Norway cuts rates to record low of zero to cushion economy

Norway cuts rates to record low of zero to cushion economy
# 08 May 2020 06:45 (UTC +04:00)

Norway’s central bank cut its key interest rate to zero, a record low, from 0.25% on Thursday in a surprise move aimed at protecting an economy reeling from the coronavirus crisis, APA reports citing Reuters.

Norges Bank said the Nordic country’s mainland economy, which excludes oil and gas output, is now expected to contract by 5.2% this year, down from a March forecast of 0.4% growth.

“We expect activity in the Norwegian economy to decline by around 5% in 2020, a decline of a magnitude that we have not seen since World War Two,” Governor Oeystein Olsen said after the central bank’s third rate cut in less than two months.

Norges Bank, which most economists polled by Reuters had predicted would keep rates on hold, has rapidly cut the cost of borrowing from 1.5% and forecasts it is likely to stay at zero until the end of 2023.

The central bank, which said it now expects growth of 3.0% in 2021 compared with an earlier forecast of 1.3%, also said it will continue its recently introduced program of extraordinary liquidity lending to banks until the end of August.
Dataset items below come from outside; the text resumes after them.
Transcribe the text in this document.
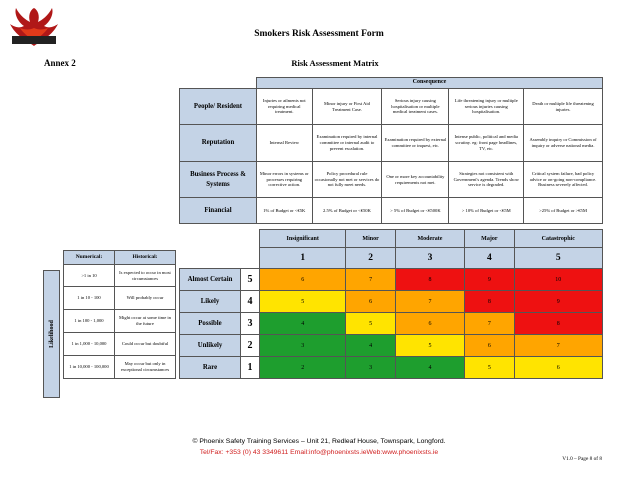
Smokers Risk Assessment Form
Annex 2	Risk Assessment Matrix
	Consequence				
People/ Resident	Injuries or ailments not requiring medical treatment.	Minor injury or First Aid Treatment Case.	Serious injury causing hospitalisation or multiple medical treatment cases.	Life threatening injury or multiple serious injuries causing hospitalisation.	Death or multiple life threatening injuries.
Reputation	Internal Review	Examination required by internal committee or internal audit to prevent escalation.	Examination required by external committee or inquest, etc.	Intense public, political and media scrutiny. eg: front page headlines, TV, etc.	Assembly inquiry or Commission of inquiry or adverse national media.
Business Process & Systems	Minor errors in systems or processes requiring corrective action.	Policy procedural rule occasionally not met or services do not fully meet needs.	One or more key accountability requirements not met.	Strategies not consistent with Government's agenda. Trends show service is degraded.	Critical system failure, bad policy advice or on-going non-compliance. Business severely affected.
Financial	1% of Budget or <€5K	2.5% of Budget or <€50K	> 5% of Budget or <€500K	> 10% of Budget or <€5M	>25% of Budget or >€5M
		Insignificant	Minor	Moderate	Major	Catastrophic
		1	2	3	4	5
Almost Certain	5	6	7	8	9	10
Likely	4	5	6	7	8	9
Possible	3	4	5	6	7	8
Unlikely	2	3	4	5	6	7
Rare	1	2	3	4	5	6
Likelihood
Numerical:	Historical:
>1 in 10	Is expected to occur in most circumstances
1 in 10 - 100	Will probably occur
1 in 100 - 1,000	Might occur at some time in the future
1 in 1,000 - 10,000	Could occur but doubtful
1 in 10,000 - 100,000	May occur but only in exceptional circumstances
© Phoenix Safety Training Services – Unit 21, Redleaf House, Townspark, Longford.
Tel/Fax: +353 (0) 43 3349611 Email:info@phoenixsts.ieWeb:www.phoenixsts.ie
V1.0 – Page 8 of 8
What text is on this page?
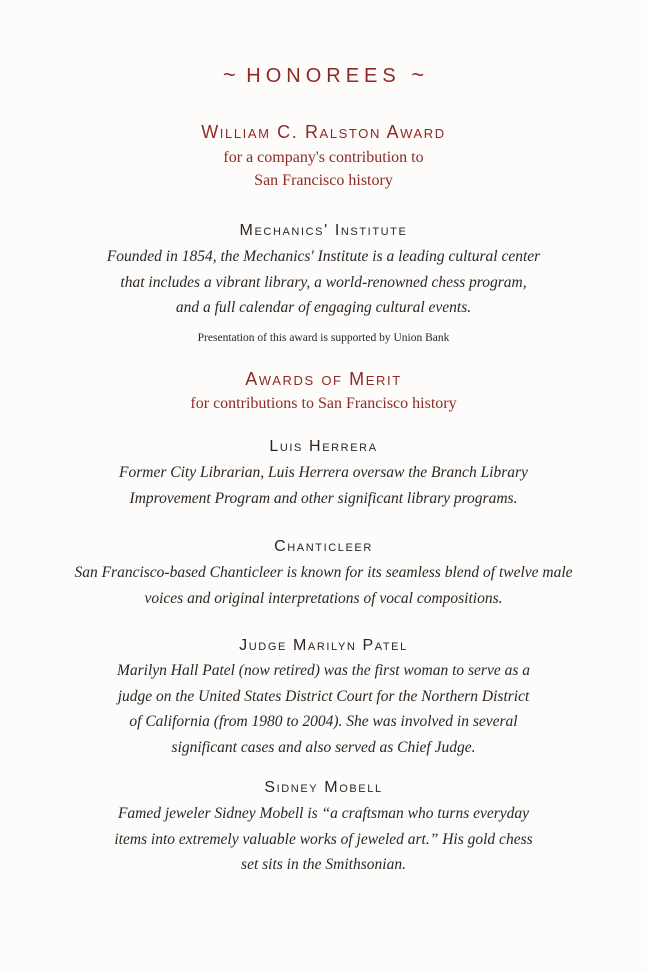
~ HONOREES ~
William C. Ralston Award
for a company's contribution to
San Francisco history
Mechanics' Institute
Founded in 1854, the Mechanics' Institute is a leading cultural center
that includes a vibrant library, a world-renowned chess program,
and a full calendar of engaging cultural events.
Presentation of this award is supported by Union Bank
Awards of Merit
for contributions to San Francisco history
Luis Herrera
Former City Librarian, Luis Herrera oversaw the Branch Library
Improvement Program and other significant library programs.
Chanticleer
San Francisco-based Chanticleer is known for its seamless blend of twelve male
voices and original interpretations of vocal compositions.
Judge Marilyn Patel
Marilyn Hall Patel (now retired) was the first woman to serve as a
judge on the United States District Court for the Northern District
of California (from 1980 to 2004). She was involved in several
significant cases and also served as Chief Judge.
Sidney Mobell
Famed jeweler Sidney Mobell is “a craftsman who turns everyday
items into extremely valuable works of jeweled art.” His gold chess
set sits in the Smithsonian.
The Norwegian government has also offered business loans, tax deferments and spending worth 360 billion crowns ($35 billion) to keep the economy going.
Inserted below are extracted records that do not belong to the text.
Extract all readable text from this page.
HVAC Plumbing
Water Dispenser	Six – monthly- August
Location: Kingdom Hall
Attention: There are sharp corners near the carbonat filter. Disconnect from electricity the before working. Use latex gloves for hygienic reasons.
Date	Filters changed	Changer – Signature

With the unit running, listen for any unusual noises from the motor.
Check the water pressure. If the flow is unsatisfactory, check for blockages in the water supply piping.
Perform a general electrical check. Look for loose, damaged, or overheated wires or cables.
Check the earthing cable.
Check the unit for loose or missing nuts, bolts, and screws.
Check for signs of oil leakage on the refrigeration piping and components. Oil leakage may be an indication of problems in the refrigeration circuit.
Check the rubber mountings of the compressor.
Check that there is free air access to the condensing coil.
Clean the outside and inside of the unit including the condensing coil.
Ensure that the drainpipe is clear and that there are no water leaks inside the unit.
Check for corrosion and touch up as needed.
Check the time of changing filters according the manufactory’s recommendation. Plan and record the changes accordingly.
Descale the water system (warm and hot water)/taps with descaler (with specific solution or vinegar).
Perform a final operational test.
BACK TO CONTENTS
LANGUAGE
Several banks said they would cut their Norwegian mortgage rates after the Norges Bank move and Danske Bank (DANSKE.CO) reduced its cost of borrowing by up to 0.4 percentage point.

“Activity in the economy is expected to pick up as containment measures are eased. But it will likely take time for output and employment to return to the levels prevailing before the pandemic,” Olsen told a news conference.

Norway invoked emergency powers to restrict travel and shut many public and private institutions, although steps are now being taken to gradually re-open.

However, April unemployment rose to more than 15%, its highest-ever level as firms laid off staff, data from Norway’s Labour and Welfare Agency (NAV) show.